Reputation: 139
I am trying to navigate a list of links that looks like this:
from a series of webpages like this one and then retrieve the links on each one. This is the HTML:
<ul class="pagination">
<li class="active">
<a href="/dataset groups=heal&_groups_limit=0&page=1">1</a>
</li>
<li>
<a href="/dataset?groups=heal&_groups_limit=0&page=2">2</a>
</li>
<li>
<a href="/dataset?groups=heal&_groups_limit=0&page=3">3</a>
</li>
<li class="disabled">
<a href="#">...</a>
</li>
<li>
<a href="/dataset?groups=heal&_groups_limit=0&page=7">7</a>
</li>
<li>
<a href="/dataset?groups=heal&_groups_limit=0&page=2">»</a>
</li>
</ul>
I managed to find the number of pages, so I am trying to iterate over that. My idea was to select the active element, and the click() on the next one. Being unfamiliar with Xpath I am stumbling on how to do that.
This is the code I am using:
driver.find_element_by_xpath("//li[class='active']/a//following").click()
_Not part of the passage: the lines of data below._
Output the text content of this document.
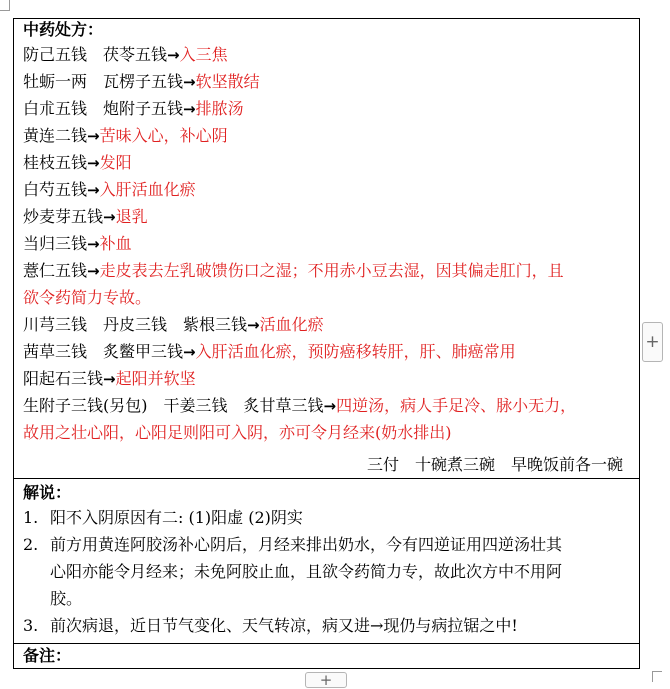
中药处方：
防己五钱　茯苓五钱→入三焦
牡蛎一两　瓦楞子五钱→软坚散结
白朮五钱　炮附子五钱→排脓汤
黄连二钱→苦味入心，补心阴
桂枝五钱→发阳
白芍五钱→入肝活血化瘀
炒麦芽五钱→退乳
当归三钱→补血
薏仁五钱→走皮表去左乳破馈伤口之湿；不用赤小豆去湿，因其偏走肛门，且
欲令药简力专故。
川芎三钱　丹皮三钱　紫根三钱→活血化瘀
茜草三钱　炙鳖甲三钱→入肝活血化瘀，预防癌移转肝，肝、肺癌常用
阳起石三钱→起阳并软坚
生附子三钱(另包)　干姜三钱　炙甘草三钱→四逆汤，病人手足冷、脉小无力，
故用之壮心阳，心阳足则阳可入阴，亦可令月经来(奶水排出)
三付　十碗煮三碗　早晚饭前各一碗
解说：
1. 阳不入阴原因有二: (1)阳虚 (2)阴实
2. 前方用黄连阿胶汤补心阴后，月经来排出奶水，今有四逆证用四逆汤壮其
心阳亦能令月经来；未免阿胶止血，且欲令药简力专，故此次方中不用阿
胶。
3. 前次病退，近日节气变化、天气转凉，病又进→现仍与病拉锯之中!
备注：
+
+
Any help would be appreciated.
Upvotes: 1
Views: 2612
Reputation: 99
Since the urls are in the format BASE_URL+page=NUM_PAGE, you could simply get the maximum page number (7 in your case).
In that way you can build all the urls with something like:
BASE_URL = "https://dati.comune.milano.it/dataset?groups=heal"
urls = []
for page_num in range(1, MAX_PAGES):
urls.append(f"{BASE_URL}&page={page_num}")
In this way you'll have all the pages without having to click anything, just knowing the maximum number of pages which you can easily find as you already did.
SELENIUM SOLUTION
There are probably one thousand ways and more to do this in a cleaner way, but this one works for me. Simply loop over the list of numbers until finding the "active" as you said and click the following.
from selenium import webdriver
from webdriver_manager.chrome import ChromeDriverManager
BASE_URL = "https://dati.comune.milano.it/dataset?groups=heal&page=1" #first page
driver = webdriver.Chrome(
executable_path=ChromeDriverManager().install()
)
driver.get(BASE_URL)
url_list_xpath = "/html/body/div[2]/div/div[3]/div/section[1]/div[2]/ul" # this is the page bar at the bottom
to_click = False
last_page = driver.find_element_by_xpath("/html/body/div[2]/div/div[3]/div/section[1]/div[2]/ul/li[5]/a") \
.get_attribute("href") # find last page
current_page = BASE_URL
# iterate over the urls and click the next url after the active one
while current_page!=last_page:
ul = driver.find_element_by_xpath(url_list_xpath)
for li in ul.find_elements_by_tag_name("li"):
if to_click:
break
if li.get_attribute("class") == 'active':
to_click = True
to_click = False
current_page = li.find_elements_by_tag_name("a")[0].get_attribute("href")
driver.get(current_page)
Upvotes: 1
Reputation: 105
EDITED ( I adapted the code to your link)
from selenium import webdriver
driver = webdriver.Chrome('chromedriver.exe')
driver.get('https://dati.comune.milano.it/callgroup/e6528afc-bd2c-417b-99a8-d7704f942a42')
hrefs = [] #will contain the final list of links
driver.execute_script("window.scrollTo(0, document.body.scrollHeight);") #scrolls to the bottom of the page
# get tags
hrefs_in_view = driver.find_elements_by_tag_name('a') #grabs all elements tagged 'a' (that contain links)
# finding relevant hrefs
for elem in hrefs_in_view:
if isinstance(elem,str) or elem is None: #remove some irrelevants elements
continue
if 'dataset' in elem.get_attribute('href'): #all links should contain the word 'dataset'. You can change this and adapt it to your needs #if the link corresponds to your needs
hrefs.append(elem.get_attribute('href')) #add it to the list
The list hrefs will contain all the links you need.
Upvotes: 2